May 20 2009
Science fiction double feature
Within the last week we’ve seen Star Trek and X-Men Origins: Wolverine, two science fiction movies with a great deal of difference in the craftsmanship put into them.
Star Trek could also be called The Young James Kirk Chronicles, but in a good way. I’m not mocking Indiana Jones here, after all. This story creates an alternate history for James Kirk and the original crew of the Enterprise, and follows their story from Starfleet Academy. But don’t worry, it’s not the Hogwarts School of Exploration and Astrophysics. They quickly head out to war rather than staring into their own navels.
All the characters from the original set appear, with subtly altered stories to suit the new timeline and to make things a bit more interesting. Kirk’s a tearaway, Spock’s been suffering some playground abuse for being half-human, and Bones… we’ll he’s still a cantankerous pessimist so that’s okay.
It was a really great movie, neatly treading the line between the high camp silliness of the original Star Trek series and a modern action movie. At one or two points they veered into Galaxy Quest territory but they also balanced this with some heavy emotional stuff. Well worth seeing at the cinema.
The contrasting X-Men Origins: Wolverine was terrible on almost every level. The script was leakier than Rab C Nesbitt’s semmit, and you have to use a lot of brainpower not to think about all the ways these people with superhuman powers could have solved their problems earlier.
The story was long and lumpy, which only frenetic action scenes can disguise. The editing was woeful. If you care about spoilers, jump to the end of this paragraph. But there is no good reason why Victor is seen climbing up the outside of the building in Africa because he does nothing up there. There is no good reason why Gambit being elbowed in the face should leave him running across the rooftops. But those scenes still happened, completely without context or explanation.

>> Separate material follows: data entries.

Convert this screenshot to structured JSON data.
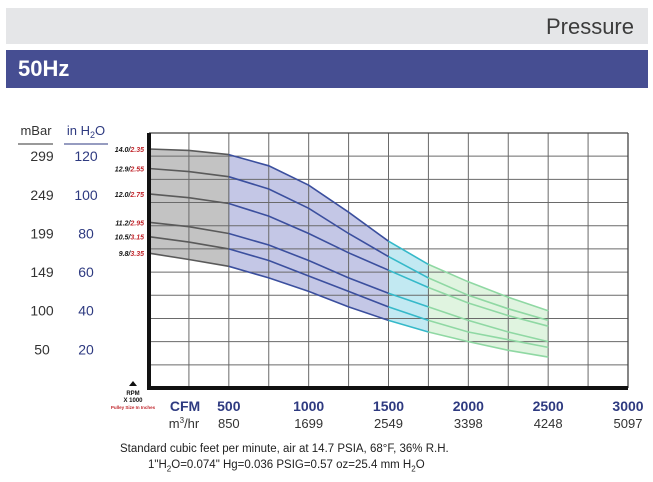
{
  "header": {
    "title": "Pressure",
    "frequency": "50Hz"
  },
  "axes": {
    "mbar_label": "mBar",
    "inh2o_label_prefix": "in H",
    "inh2o_label_sub": "2",
    "inh2o_label_suffix": "O",
    "cfm_label": "CFM",
    "m3hr_label_prefix": "m",
    "m3hr_label_sup": "3",
    "m3hr_label_suffix": "/hr",
    "rpm_label": "RPM",
    "rpm_multiplier": "X 1000",
    "pulley_note": "Pulley Size In Inches"
  },
  "footnote": {
    "line1": "Standard cubic feet per minute, air at 14.7 PSIA, 68°F, 36% R.H.",
    "line2_a": "1\"H",
    "line2_sub": "2",
    "line2_b": "O=0.074\" Hg=0.036 PSIG=0.57 oz=25.4 mm H",
    "line2_sub2": "2",
    "line2_c": "O"
  },
  "colors": {
    "header_band": "#e5e6e8",
    "hz_band": "#464e92",
    "gray_curve": "#5a5a5a",
    "blue_curve": "#3b4f9e",
    "cyan_curve": "#35b9c9",
    "green_curve": "#8fd8a3",
    "gray_fill": "#b9b9b9",
    "blue_fill": "#b5b9e0",
    "cyan_fill": "#b3e3ef",
    "green_fill": "#d5f0d6",
    "red_label": "#c1272d",
    "axis_blue": "#2e3a80"
  },
  "chart_data": {
    "type": "line",
    "title": "Pressure 50Hz",
    "xlabel": "CFM",
    "xlabel_secondary": "m3/hr",
    "ylabel": "mBar",
    "ylabel_secondary": "in H2O",
    "xlim": [
      0,
      3000
    ],
    "ylim": [
      0,
      132
    ],
    "x_ticks": [
      {
        "cfm": 500,
        "cfm_label": "500",
        "m3hr_label": "850"
      },
      {
        "cfm": 1000,
        "cfm_label": "1000",
        "m3hr_label": "1699"
      },
      {
        "cfm": 1500,
        "cfm_label": "1500",
        "m3hr_label": "2549"
      },
      {
        "cfm": 2000,
        "cfm_label": "2000",
        "m3hr_label": "3398"
      },
      {
        "cfm": 2500,
        "cfm_label": "2500",
        "m3hr_label": "4248"
      },
      {
        "cfm": 3000,
        "cfm_label": "3000",
        "m3hr_label": "5097"
      }
    ],
    "y_ticks": [
      {
        "inh2o": 120,
        "inh2o_label": "120",
        "mbar_label": "299"
      },
      {
        "inh2o": 100,
        "inh2o_label": "100",
        "mbar_label": "249"
      },
      {
        "inh2o": 80,
        "inh2o_label": "80",
        "mbar_label": "199"
      },
      {
        "inh2o": 60,
        "inh2o_label": "60",
        "mbar_label": "149"
      },
      {
        "inh2o": 40,
        "inh2o_label": "40",
        "mbar_label": "100"
      },
      {
        "inh2o": 20,
        "inh2o_label": "20",
        "mbar_label": "50"
      }
    ],
    "series": [
      {
        "name": "14.0/2.35",
        "rpm": "14.0",
        "pulley": "2.35",
        "gray": [
          [
            0,
            123.7
          ],
          [
            250,
            123
          ],
          [
            500,
            120.8
          ]
        ],
        "blue": [
          [
            500,
            120.8
          ],
          [
            750,
            115
          ],
          [
            1000,
            105
          ],
          [
            1250,
            91
          ],
          [
            1500,
            76
          ]
        ],
        "cyan": [
          [
            1500,
            76
          ],
          [
            1750,
            64
          ]
        ],
        "green": [
          [
            1750,
            64
          ],
          [
            2000,
            55
          ],
          [
            2250,
            47
          ],
          [
            2500,
            40
          ]
        ]
      },
      {
        "name": "12.9/2.55",
        "rpm": "12.9",
        "pulley": "2.55",
        "gray": [
          [
            0,
            113.6
          ],
          [
            250,
            112
          ],
          [
            500,
            109.4
          ]
        ],
        "blue": [
          [
            500,
            109.4
          ],
          [
            750,
            103
          ],
          [
            1000,
            93
          ],
          [
            1250,
            80
          ],
          [
            1500,
            68
          ]
        ],
        "cyan": [
          [
            1500,
            68
          ],
          [
            1750,
            57
          ]
        ],
        "green": [
          [
            1750,
            57
          ],
          [
            2000,
            48
          ],
          [
            2250,
            41
          ],
          [
            2500,
            35
          ]
        ]
      },
      {
        "name": "12.0/2.75",
        "rpm": "12.0",
        "pulley": "2.75",
        "gray": [
          [
            0,
            100.5
          ],
          [
            250,
            98.5
          ],
          [
            500,
            95.5
          ]
        ],
        "blue": [
          [
            500,
            95.5
          ],
          [
            750,
            89
          ],
          [
            1000,
            80
          ],
          [
            1250,
            70
          ],
          [
            1500,
            61
          ]
        ],
        "cyan": [
          [
            1500,
            61
          ],
          [
            1750,
            52
          ]
        ],
        "green": [
          [
            1750,
            52
          ],
          [
            2000,
            44
          ],
          [
            2250,
            37.5
          ],
          [
            2500,
            32
          ]
        ]
      },
      {
        "name": "11.2/2.95",
        "rpm": "11.2",
        "pulley": "2.95",
        "gray": [
          [
            0,
            85.8
          ],
          [
            250,
            83.5
          ],
          [
            500,
            80
          ]
        ],
        "blue": [
          [
            500,
            80
          ],
          [
            750,
            74
          ],
          [
            1000,
            66
          ],
          [
            1250,
            57
          ],
          [
            1500,
            49
          ]
        ],
        "cyan": [
          [
            1500,
            49
          ],
          [
            1750,
            42
          ]
        ],
        "green": [
          [
            1750,
            42
          ],
          [
            2000,
            35
          ],
          [
            2250,
            29
          ],
          [
            2500,
            24
          ]
        ]
      },
      {
        "name": "10.5/3.15",
        "rpm": "10.5",
        "pulley": "3.15",
        "gray": [
          [
            0,
            78.3
          ],
          [
            250,
            75.5
          ],
          [
            500,
            72
          ]
        ],
        "blue": [
          [
            500,
            72
          ],
          [
            750,
            66
          ],
          [
            1000,
            58
          ],
          [
            1250,
            50
          ],
          [
            1500,
            42
          ]
        ],
        "cyan": [
          [
            1500,
            42
          ],
          [
            1750,
            35
          ]
        ],
        "green": [
          [
            1750,
            35
          ],
          [
            2000,
            29
          ],
          [
            2250,
            25
          ],
          [
            2500,
            21
          ]
        ]
      },
      {
        "name": "9.8/3.35",
        "rpm": "9.8",
        "pulley": "3.35",
        "gray": [
          [
            0,
            69.8
          ],
          [
            250,
            66.5
          ],
          [
            500,
            63
          ]
        ],
        "blue": [
          [
            500,
            63
          ],
          [
            750,
            57
          ],
          [
            1000,
            50
          ],
          [
            1250,
            42
          ],
          [
            1500,
            35
          ]
        ],
        "cyan": [
          [
            1500,
            35
          ],
          [
            1750,
            29
          ]
        ],
        "green": [
          [
            1750,
            29
          ],
          [
            2000,
            24
          ],
          [
            2250,
            19.5
          ],
          [
            2500,
            16
          ]
        ]
      }
    ]
  }
}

Even the individual scenes were so terribly cliched it’s hard to remember them without cringing. Surely Hugh Jackman’s got bored of cradling people in his arms and screaming at the sky?
The big secret about this movie is the two separate teaser endings. We didn’t know about them and left the cinema early (very unusual for us, and doubly irritating because of it). The two different prints are distributed randomly between cinemas and the idea is that you see the film twice to catch both endings. Either that or it’s an attempt to create interest in the pirated films, which will probably be available with both endings. Cos really, who’s going to see this dreck twice for the thirty seconds of extra footage?